I am confident that it is possible to reach lofty peaks of happiness that remain uncharted territory to most of us. I am confident that our day-to-day lives can be experienced as far more profound than we tend to treat them. I am confident that our most treasured emotions; bliss, self-transcending love, reverence, awe, wonder and gratitude can be felt with a far higher frequency than we tend to feel them and that we can train our minds to do so. And I am confident that none of these requires even a trace of self-deception.

Nothing needs to be believed in on bad evidence to unveil this way of being in the world. The practice is simply training ourselves to pay more attention to what is already the case.

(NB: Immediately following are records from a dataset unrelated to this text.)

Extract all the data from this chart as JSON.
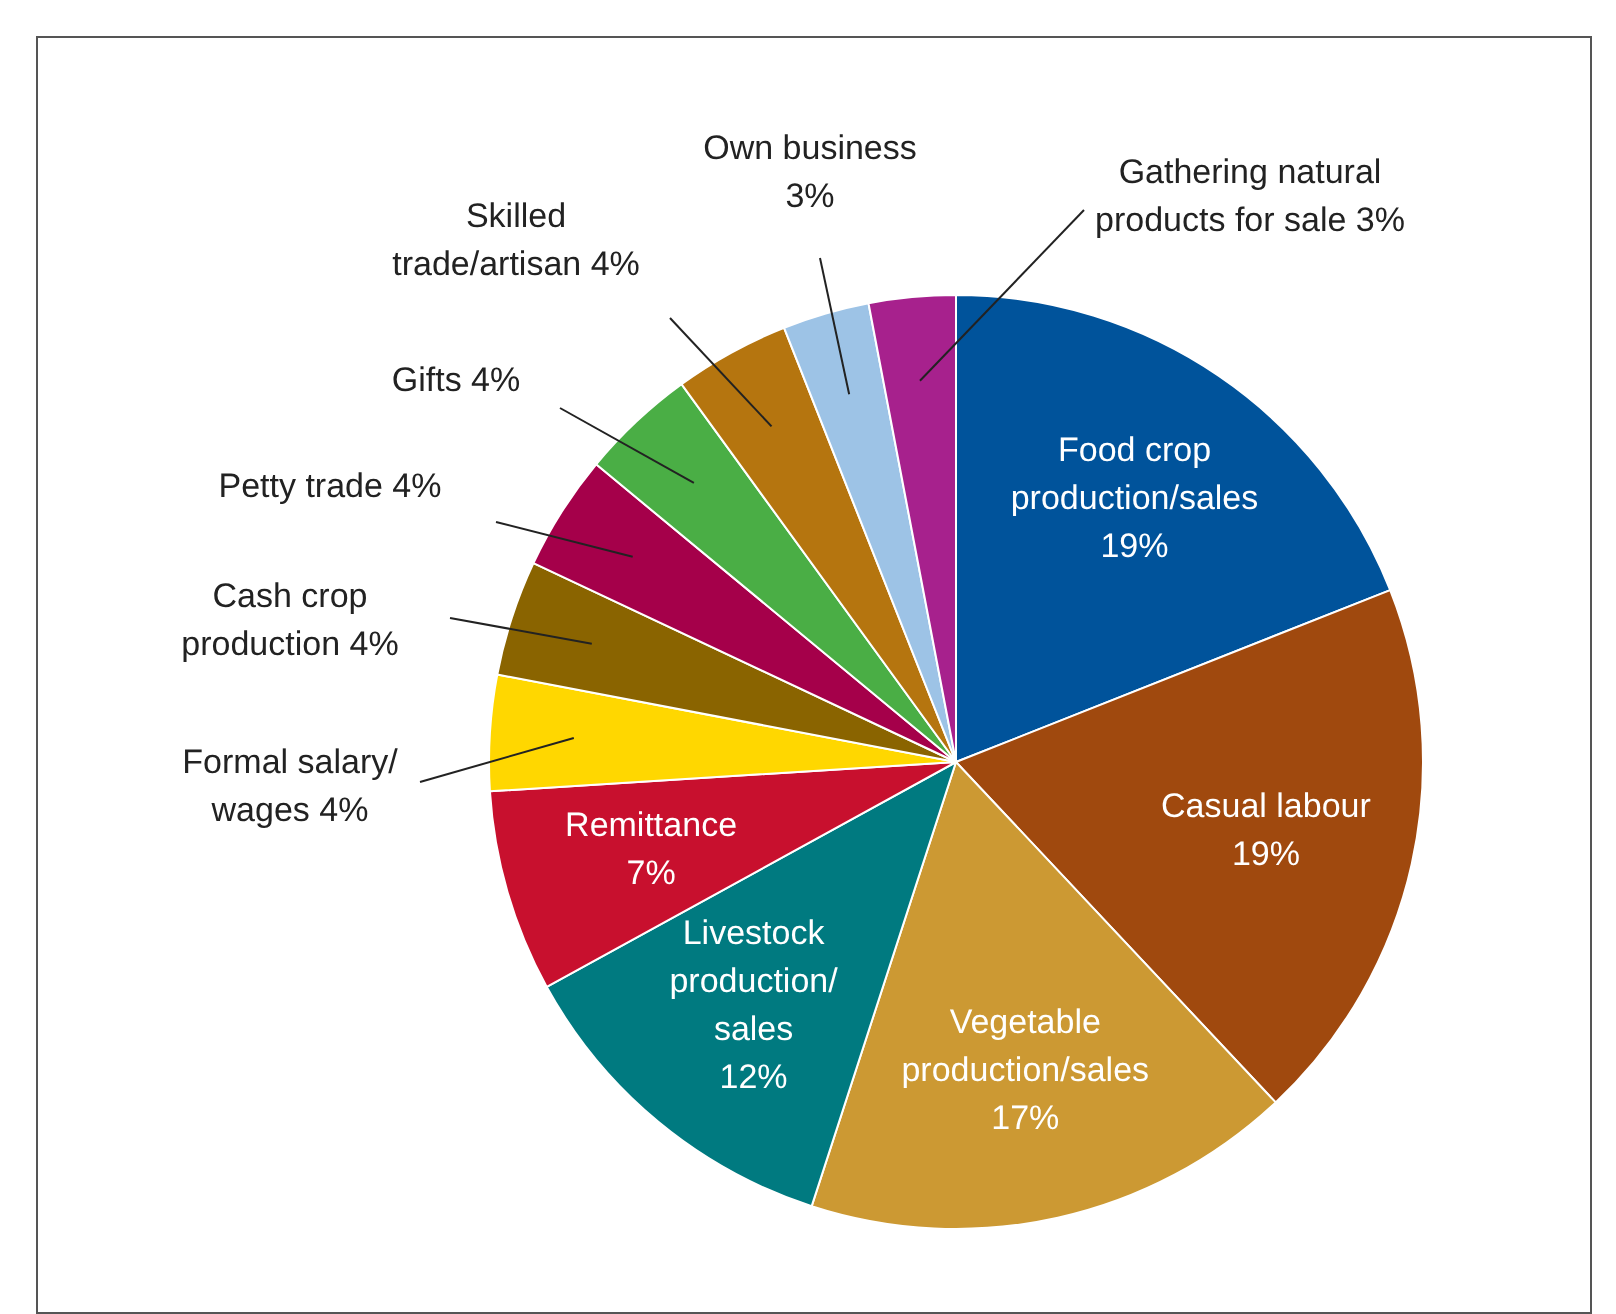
{
  "chart_data": {
    "type": "pie",
    "categories": [
      "Food crop\nproduction/sales",
      "Casual labour",
      "Vegetable\nproduction/sales",
      "Livestock\nproduction/\nsales",
      "Remittance",
      "Formal salary/\nwages",
      "Cash crop\nproduction",
      "Petty trade",
      "Gifts",
      "Skilled\ntrade/artisan",
      "Own business",
      "Gathering natural\nproducts for sale"
    ],
    "values": [
      19,
      19,
      17,
      12,
      7,
      4,
      4,
      4,
      4,
      4,
      3,
      3
    ],
    "value_labels": [
      "19%",
      "19%",
      "17%",
      "12%",
      "7%",
      "4%",
      "4%",
      "4%",
      "4%",
      "4%",
      "3%",
      "3%"
    ],
    "colors": [
      "#00539b",
      "#a0490e",
      "#cc9933",
      "#007a80",
      "#c8102e",
      "#ffd700",
      "#8a6400",
      "#a5004a",
      "#4aae45",
      "#b5750f",
      "#9dc3e6",
      "#a7218d"
    ],
    "legend": false
  }
}
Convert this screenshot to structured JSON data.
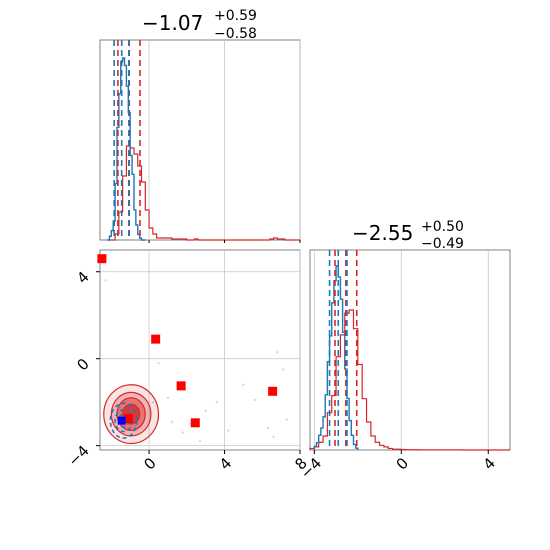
{
  "chart_data": {
    "type": "corner",
    "colors": {
      "red": "#d62728",
      "blue": "#1f77b4",
      "marker": "#ff0000",
      "marker_blue": "#0000ff",
      "grid": "#c8c8c8",
      "frame": "#808080"
    },
    "param1": {
      "title": {
        "main": "−1.07",
        "plus": "+0.59",
        "minus": "−0.58"
      },
      "xlim": [
        -2.6,
        8
      ],
      "quantiles_red": [
        -1.65,
        -1.07,
        -0.48
      ],
      "quantiles_blue": [
        -1.85,
        -1.45,
        -1.05
      ],
      "hist_red": {
        "bins": [
          -2.2,
          -2.0,
          -1.8,
          -1.6,
          -1.4,
          -1.2,
          -1.0,
          -0.8,
          -0.6,
          -0.4,
          -0.2,
          0.0,
          0.2,
          0.4,
          0.6,
          0.8,
          1.0,
          1.2,
          1.4,
          1.6,
          1.8,
          2.0,
          2.2,
          2.4,
          2.6,
          2.8,
          3.0,
          3.2,
          3.4,
          3.6,
          3.8,
          4.0,
          4.2,
          4.4,
          4.6,
          4.8,
          5.0,
          5.2,
          5.4,
          5.6,
          5.8,
          6.0,
          6.2,
          6.4,
          6.6,
          6.8,
          7.0,
          7.2,
          7.4,
          7.6,
          7.8,
          8.0
        ],
        "counts": [
          0,
          0,
          3,
          14,
          32,
          47,
          46,
          43,
          37,
          29,
          15,
          6,
          3,
          1,
          1,
          1,
          1,
          0.5,
          0.5,
          0.5,
          0.5,
          0,
          0,
          0.5,
          0,
          0,
          0,
          0,
          0,
          0,
          0,
          0,
          0,
          0,
          0,
          0,
          0,
          0,
          0,
          0,
          0,
          0,
          0,
          0.5,
          1,
          0.5,
          0.5,
          0,
          0,
          0,
          0
        ]
      },
      "hist_blue": {
        "bins": [
          -2.2,
          -2.1,
          -2.0,
          -1.9,
          -1.8,
          -1.7,
          -1.6,
          -1.5,
          -1.4,
          -1.3,
          -1.2,
          -1.1,
          -1.0,
          -0.9,
          -0.8,
          -0.7,
          -0.6,
          -0.5,
          -0.4,
          -0.3,
          -0.2
        ],
        "counts": [
          0,
          2,
          5,
          10,
          30,
          60,
          78,
          95,
          97,
          93,
          82,
          68,
          45,
          35,
          16,
          8,
          3,
          1,
          0,
          0
        ]
      }
    },
    "param2": {
      "title": {
        "main": "−2.55",
        "plus": "+0.50",
        "minus": "−0.49"
      },
      "xlim": [
        -4.2,
        5
      ],
      "quantiles_red": [
        -3.05,
        -2.55,
        -2.05
      ],
      "quantiles_blue": [
        -3.3,
        -2.9,
        -2.5
      ],
      "hist_red": {
        "bins": [
          -4.2,
          -4.0,
          -3.8,
          -3.6,
          -3.4,
          -3.2,
          -3.0,
          -2.8,
          -2.6,
          -2.4,
          -2.2,
          -2.0,
          -1.8,
          -1.6,
          -1.4,
          -1.2,
          -1.0,
          -0.8,
          -0.6,
          -0.4,
          -0.2,
          0.0,
          0.2,
          0.4,
          0.6,
          0.8,
          1.0,
          1.2,
          1.4,
          1.6,
          1.8,
          2.0,
          2.2,
          2.4,
          2.6,
          2.8,
          3.0,
          3.2,
          3.4,
          3.6,
          3.8,
          4.0,
          4.2,
          4.4,
          4.6,
          4.8,
          5.0
        ],
        "counts": [
          1,
          2,
          5,
          9,
          24,
          35,
          60,
          74,
          88,
          90,
          78,
          55,
          33,
          18,
          9,
          5,
          3,
          2,
          1,
          0.5,
          0.5,
          0.3,
          0.2,
          0.2,
          0.2,
          0.1,
          0.1,
          0.1,
          0.1,
          0.1,
          0.1,
          0.1,
          0.1,
          0.1,
          0.1,
          0,
          0,
          0,
          0,
          0,
          0,
          0,
          0,
          0,
          0,
          0
        ]
      },
      "hist_blue": {
        "bins": [
          -4.0,
          -3.9,
          -3.8,
          -3.7,
          -3.6,
          -3.5,
          -3.4,
          -3.3,
          -3.2,
          -3.1,
          -3.0,
          -2.9,
          -2.8,
          -2.7,
          -2.6,
          -2.5,
          -2.4,
          -2.3,
          -2.2,
          -2.1,
          -2.0
        ],
        "counts": [
          2,
          4,
          8,
          12,
          18,
          30,
          48,
          62,
          80,
          92,
          100,
          94,
          82,
          64,
          44,
          28,
          16,
          8,
          3,
          1
        ]
      }
    },
    "scatter": {
      "xlim": [
        -2.6,
        8
      ],
      "ylim": [
        -4.2,
        5
      ],
      "xticks": [
        "0",
        "4",
        "8"
      ],
      "xtick_values": [
        0,
        4,
        8
      ],
      "yticks": [
        "−4",
        "0",
        "4"
      ],
      "ytick_values": [
        -4,
        0,
        4
      ],
      "red_markers": [
        [
          -2.5,
          4.6
        ],
        [
          0.35,
          0.9
        ],
        [
          1.7,
          -1.25
        ],
        [
          2.45,
          -2.95
        ],
        [
          6.55,
          -1.5
        ],
        [
          -1.1,
          -2.75
        ]
      ],
      "blue_marker": [
        -1.45,
        -2.85
      ],
      "contour_center": [
        -0.95,
        -2.55
      ],
      "contour_levels": [
        [
          1.45,
          1.35
        ],
        [
          1.05,
          1.0
        ],
        [
          0.75,
          0.75
        ],
        [
          0.45,
          0.45
        ]
      ],
      "contour_blue_center": [
        -1.35,
        -2.85
      ],
      "contour_blue_levels": [
        [
          0.7,
          0.8
        ],
        [
          0.45,
          0.5
        ],
        [
          0.25,
          0.3
        ]
      ],
      "faint_points": [
        [
          0.5,
          -0.2
        ],
        [
          0.2,
          -2.0
        ],
        [
          1.2,
          -2.9
        ],
        [
          1.8,
          -3.4
        ],
        [
          2.2,
          -3.0
        ],
        [
          2.7,
          -3.8
        ],
        [
          3.0,
          -2.4
        ],
        [
          5.6,
          -1.9
        ],
        [
          6.3,
          -3.2
        ],
        [
          6.6,
          -3.6
        ],
        [
          7.1,
          -0.5
        ],
        [
          6.8,
          0.3
        ],
        [
          7.3,
          -2.8
        ],
        [
          -2.3,
          3.6
        ],
        [
          3.6,
          -2.0
        ],
        [
          4.2,
          -3.3
        ],
        [
          5.0,
          -1.2
        ],
        [
          1.0,
          -1.8
        ]
      ]
    },
    "diag_xticks": [
      "−4",
      "0",
      "4"
    ],
    "diag_xtick_values": [
      -4,
      0,
      4
    ]
  }
}
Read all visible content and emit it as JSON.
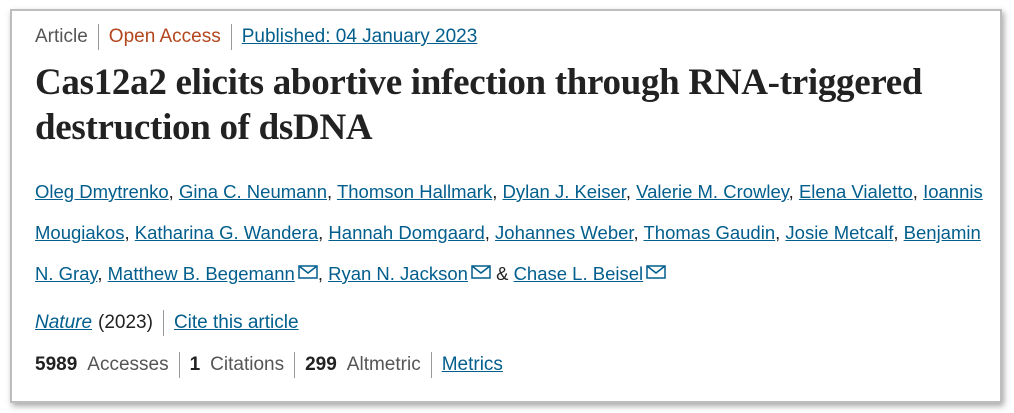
{
  "header": {
    "article_type": "Article",
    "access": "Open Access",
    "published": "Published: 04 January 2023"
  },
  "title": "Cas12a2 elicits abortive infection through RNA-triggered destruction of dsDNA",
  "authors": {
    "separator": ",",
    "conjunction": "&",
    "list": [
      {
        "name": "Oleg Dmytrenko"
      },
      {
        "name": "Gina C. Neumann"
      },
      {
        "name": "Thomson Hallmark"
      },
      {
        "name": "Dylan J. Keiser"
      },
      {
        "name": "Valerie M. Crowley"
      },
      {
        "name": "Elena Vialetto"
      },
      {
        "name": "Ioannis Mougiakos"
      },
      {
        "name": "Katharina G. Wandera"
      },
      {
        "name": "Hannah Domgaard"
      },
      {
        "name": "Johannes Weber"
      },
      {
        "name": "Thomas Gaudin"
      },
      {
        "name": "Josie Metcalf"
      },
      {
        "name": "Benjamin N. Gray"
      },
      {
        "name": "Matthew B. Begemann",
        "mail": true
      },
      {
        "name": "Ryan N. Jackson",
        "mail": true
      },
      {
        "name": "Chase L. Beisel",
        "mail": true
      }
    ]
  },
  "citation": {
    "journal": "Nature",
    "year": "(2023)",
    "cite": "Cite this article"
  },
  "metrics": {
    "items": [
      {
        "value": 5989,
        "label": "Accesses"
      },
      {
        "value": 1,
        "label": "Citations"
      },
      {
        "value": 299,
        "label": "Altmetric"
      }
    ],
    "link": "Metrics"
  }
}
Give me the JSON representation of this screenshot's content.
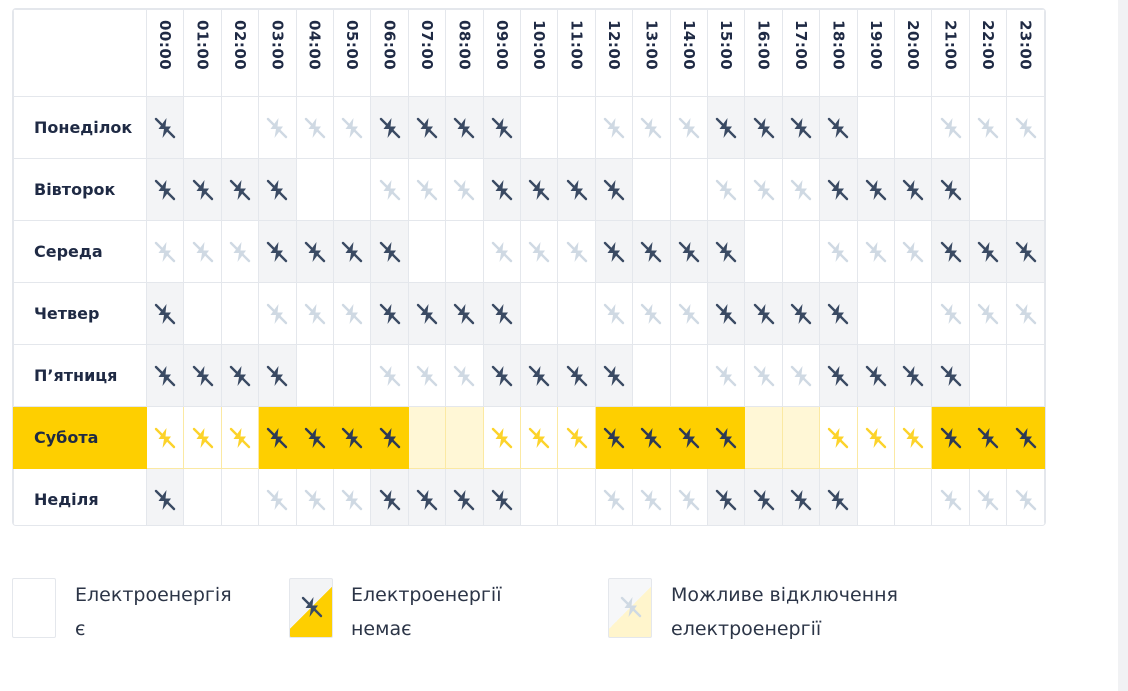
{
  "hours": [
    "00:00",
    "01:00",
    "02:00",
    "03:00",
    "04:00",
    "05:00",
    "06:00",
    "07:00",
    "08:00",
    "09:00",
    "10:00",
    "11:00",
    "12:00",
    "13:00",
    "14:00",
    "15:00",
    "16:00",
    "17:00",
    "18:00",
    "19:00",
    "20:00",
    "21:00",
    "22:00",
    "23:00"
  ],
  "days": [
    {
      "name": "Понеділок",
      "today": false,
      "cells": "DNNLLLDDDDNNLLLDDDDNNLLL"
    },
    {
      "name": "Вівторок",
      "today": false,
      "cells": "DDDDNNLLLDDDDNNLLLDDDDNN"
    },
    {
      "name": "Середа",
      "today": false,
      "cells": "LLLDDDDNNLLLDDDDNNLLLDDD"
    },
    {
      "name": "Четвер",
      "today": false,
      "cells": "DNNLLLDDDDNNLLLDDDDNNLLL"
    },
    {
      "name": "П’ятниця",
      "today": false,
      "cells": "DDDDNNLLLDDDDNNLLLDDDDNN"
    },
    {
      "name": "Субота",
      "today": true,
      "cells": "LLLDDDDNNLLLDDDDNNLLLDDD"
    },
    {
      "name": "Неділя",
      "today": false,
      "cells": "DNNLLLDDDDNNLLLDDDDNNLLL"
    }
  ],
  "icons": {
    "outage": "no-power-icon",
    "possible": "possible-outage-icon"
  },
  "colors": {
    "accent": "#fecf00",
    "dark_icon": "#3a4a63",
    "light_icon": "#cfd9e3",
    "off_bg": "#f3f4f6"
  },
  "legend": {
    "on": {
      "line1": "Електроенергія",
      "line2": "є"
    },
    "off": {
      "line1": "Електроенергії",
      "line2": "немає"
    },
    "maybe": {
      "line1": "Можливе відключення",
      "line2": "електроенергії"
    }
  }
}
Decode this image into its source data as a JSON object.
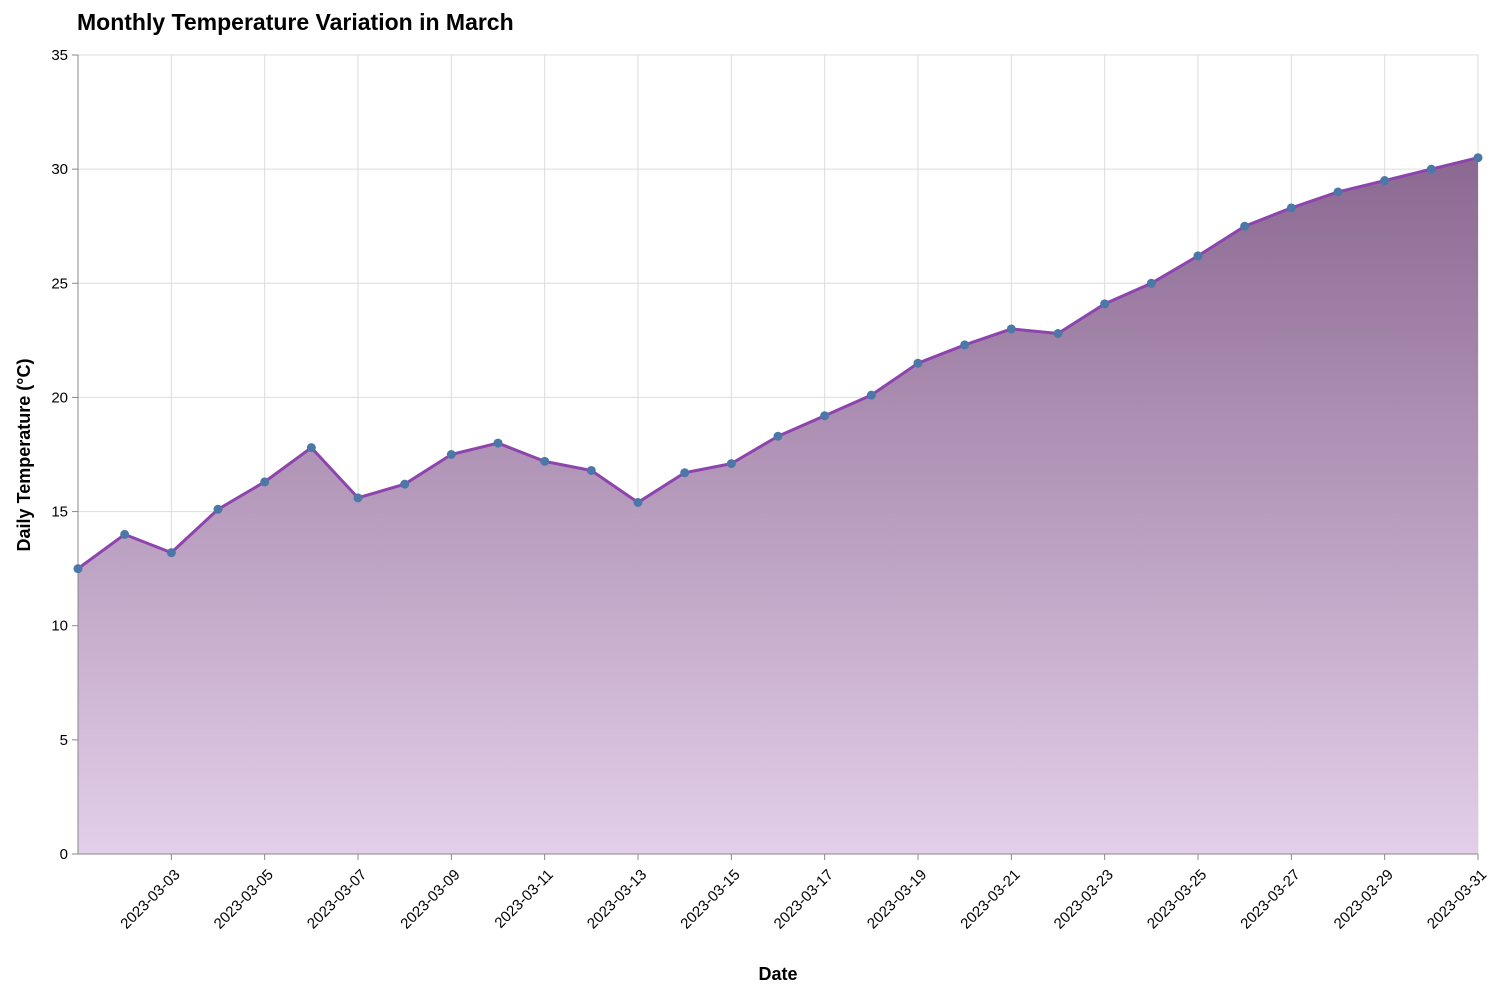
{
  "chart_data": {
    "type": "area",
    "title": "Monthly Temperature Variation in March",
    "xlabel": "Date",
    "ylabel": "Daily Temperature (°C)",
    "ylim": [
      0,
      35
    ],
    "xlim": [
      "2023-03-01",
      "2023-03-31"
    ],
    "yticks": [
      0,
      5,
      10,
      15,
      20,
      25,
      30,
      35
    ],
    "xticks": [
      "2023-03-03",
      "2023-03-05",
      "2023-03-07",
      "2023-03-09",
      "2023-03-11",
      "2023-03-13",
      "2023-03-15",
      "2023-03-17",
      "2023-03-19",
      "2023-03-21",
      "2023-03-23",
      "2023-03-25",
      "2023-03-27",
      "2023-03-29",
      "2023-03-31"
    ],
    "grid": true,
    "x": [
      "2023-03-01",
      "2023-03-02",
      "2023-03-03",
      "2023-03-04",
      "2023-03-05",
      "2023-03-06",
      "2023-03-07",
      "2023-03-08",
      "2023-03-09",
      "2023-03-10",
      "2023-03-11",
      "2023-03-12",
      "2023-03-13",
      "2023-03-14",
      "2023-03-15",
      "2023-03-16",
      "2023-03-17",
      "2023-03-18",
      "2023-03-19",
      "2023-03-20",
      "2023-03-21",
      "2023-03-22",
      "2023-03-23",
      "2023-03-24",
      "2023-03-25",
      "2023-03-26",
      "2023-03-27",
      "2023-03-28",
      "2023-03-29",
      "2023-03-30",
      "2023-03-31"
    ],
    "values": [
      12.5,
      14.0,
      13.2,
      15.1,
      16.3,
      17.8,
      15.6,
      16.2,
      17.5,
      18.0,
      17.2,
      16.8,
      15.4,
      16.7,
      17.1,
      18.3,
      19.2,
      20.1,
      21.5,
      22.3,
      23.0,
      22.8,
      24.1,
      25.0,
      26.2,
      27.5,
      28.3,
      29.0,
      29.5,
      30.0,
      30.5
    ],
    "colors": {
      "line": "#8e44ad",
      "point": "#4c78a8",
      "area_top": "#8b6891",
      "area_bottom": "#e3cfe9"
    }
  }
}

In fact, the Tibetan sgom which we translate as meditation, literally means "familiarisation", or "getting accustomed to", or "getting used to".

By taking part in retreat it provides me with a context away from all the usual tasks and distractions of day-to-day life and gives me the chance to devote all of my time to this. To find the well-being intrinsic to consciousness itself and to learn to rest there.

At the start of Sam's guided meditations on his app Waking Up, he often tells you to put aside the concerns for the rest of the day and devote the ten minutes to simply paying attention.

Well in retreat, I will be putting aside the concerns in the rest of my life... and I will see what remains!


Needless to say, I will not be able to respond to any replies or comments in the next few weeks (but would be happy to see them when I return).

If you have been reading these letters each week I truly thank you for listening to what I have to say. Writing up these letters each week throughout the year has been an incredibly rewarding experience.